Die entscheidende Frage ist der Autorin durchaus bewußt: was ist der zu erschließenden spätmittelalterlichen Vorlage entnommen und welche Bestandteile sind vom Redaktor am Anfang des 17. Jahrhunderts hinzugefügt worden? Die Autorin entscheidet sich dafür, die meisten Texte Hans Bernhard von Eptingen (+1484) und seinem Bruder Ludwig zuzuschreiben (S. 57f.). Man muß jedoch ernsthaft mit der Möglichkeit rechnen, daß der spätere Redaktor allgemein verbreitete spätmittelalterliche Texte, die nicht von den beiden Eptingern stammen, diesen in den Mund gelegt hat. In jedem Fall ist der - auch in der Herrschaftsarchitektur der frühen Neuzeit beobachtbare - gezielte Rückgriff auf die mittelalterliche Tradition bezeichnend, und man wird der Autorin nicht widersprechen wollen, wenn sie das Familienbuch ein "konservatives Dokument" nennt, das "den Willen zur Bewahrung des Bewährten" spiegele (S. 125).

Das Familienbuch setzt mit Wappenreihen (Ternionen und Quaternionen) und Notizen über die Habsburger ein (S. 164-177). Es folgt die Ursprungsüberlieferung, das "Herkommen" der Eptinger, die sich von den Söhnen Catilinas ableiteten (S. 178-187). Dabei handelt es sich um eine aufschlußreiche historiographische Fiktion, die noch näherer Untersuchung bedarf. Eine kurze Ritterlehre (S. 189-192) und antiquarische Notizen über Familienmitglieder (S. 193-197) schließen sich an. Als Haupttext der Handschrift kann die ausführliche Beschreibung der Pilgerfahrt Hans Bernhards von Eptingen im Jahr 1460 gelten (S. 199-304), die bereits von August Bernoulli ediert wurde.

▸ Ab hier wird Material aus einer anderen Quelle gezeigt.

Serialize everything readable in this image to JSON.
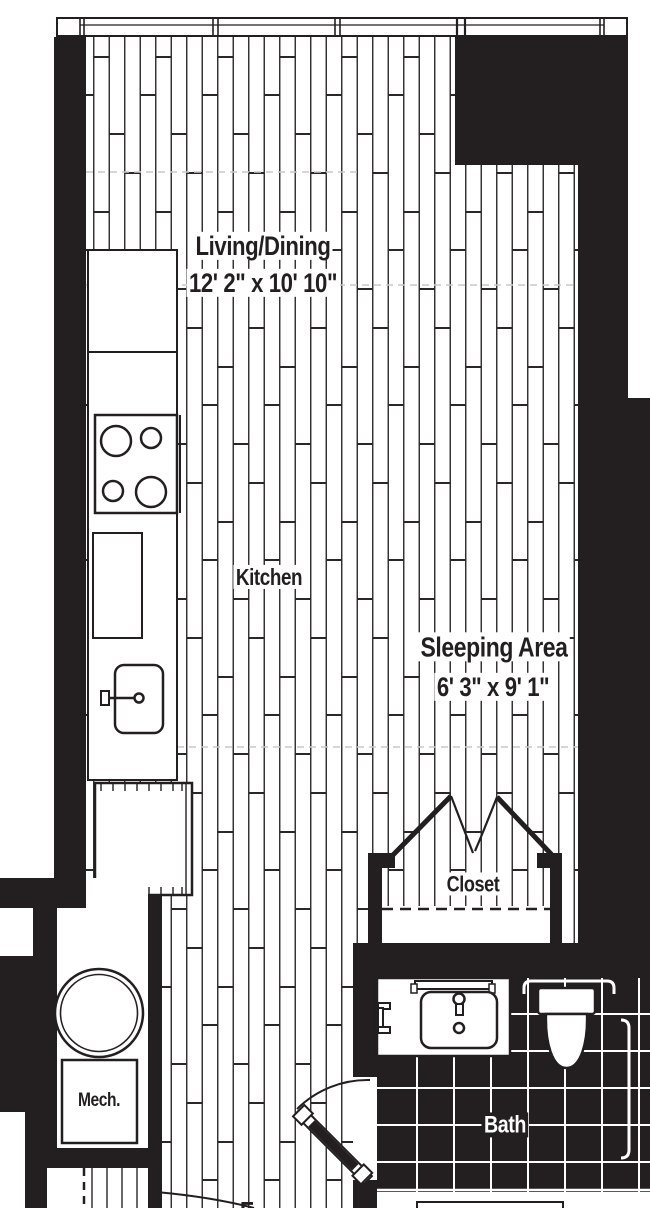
{
  "floorplan": {
    "title": "Studio apartment floor plan",
    "labels": {
      "living_dining": "Living/Dining",
      "living_dining_dims": "12' 2\" x 10' 10\"",
      "kitchen": "Kitchen",
      "sleeping_area": "Sleeping Area",
      "sleeping_area_dims": "6' 3\" x 9' 1\"",
      "closet": "Closet",
      "mech": "Mech.",
      "bath": "Bath",
      "entry_fragment": "E"
    },
    "fixtures": [
      "window-band",
      "stove-burners",
      "kitchen-counter",
      "kitchen-sink",
      "appliance-unit",
      "water-heater",
      "mech-box",
      "bifold-closet-doors",
      "closet-shelf-dashed",
      "bath-swing-door",
      "entry-swing-door",
      "vanity-sink",
      "mirror-bar",
      "toilet",
      "towel-bar-top",
      "towel-bar-right",
      "tile-floor",
      "wood-plank-floor",
      "entry-closet-rod"
    ],
    "colors": {
      "wall": "#231f20",
      "floor_line": "#2b2728",
      "tile": "#231f20",
      "tile_grout": "#ffffff",
      "soffit_dash": "#c9c9c9",
      "background": "#ffffff"
    }
  }
}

Der folgende Text über die Burgunderkriege 1475/77 geht auf Aufzeichnungen Ludwigs von Eptingen zurück (S. 305-308), während die Beschreibung des Sieges bei Rhodos über die Türken 1480 wohl einer gedruckten Quelle des 16. Jahrhunderts entnommen wurde. Eine Abhandlung über die adelige Jagd (S. 321-330) nennt wieder Ludwig von Eptingen als Verfasser.

Besonders hervorzuheben sind die mit zahlreichen Wappen illustrierten ausführlichen Mitteilungen über Turniere und Turniergesellschaften (S. 321-390, 405-408), die teilweise sonst unbekanntes Material enthalten. So überliefern die foll. 168v-178v (S. 342-344) die Namen und Wappen der Mitglieder der Gesellschaft vom Falken und vom Fisch nach einem "Turnierblatt", das von einem Überlinger Maler für 40 Gulden gefertigt und von einem Herold wegen des in Ehingen 1481 anberaumten Turniers umhergetragen wurde. Für 1482 bezeugt die Innsbrucker Überlieferung tatsächlich den Plan eines Turniers in Ehingen (vgl. Franz Michael Weber, Ehingen, 1955, S. 129).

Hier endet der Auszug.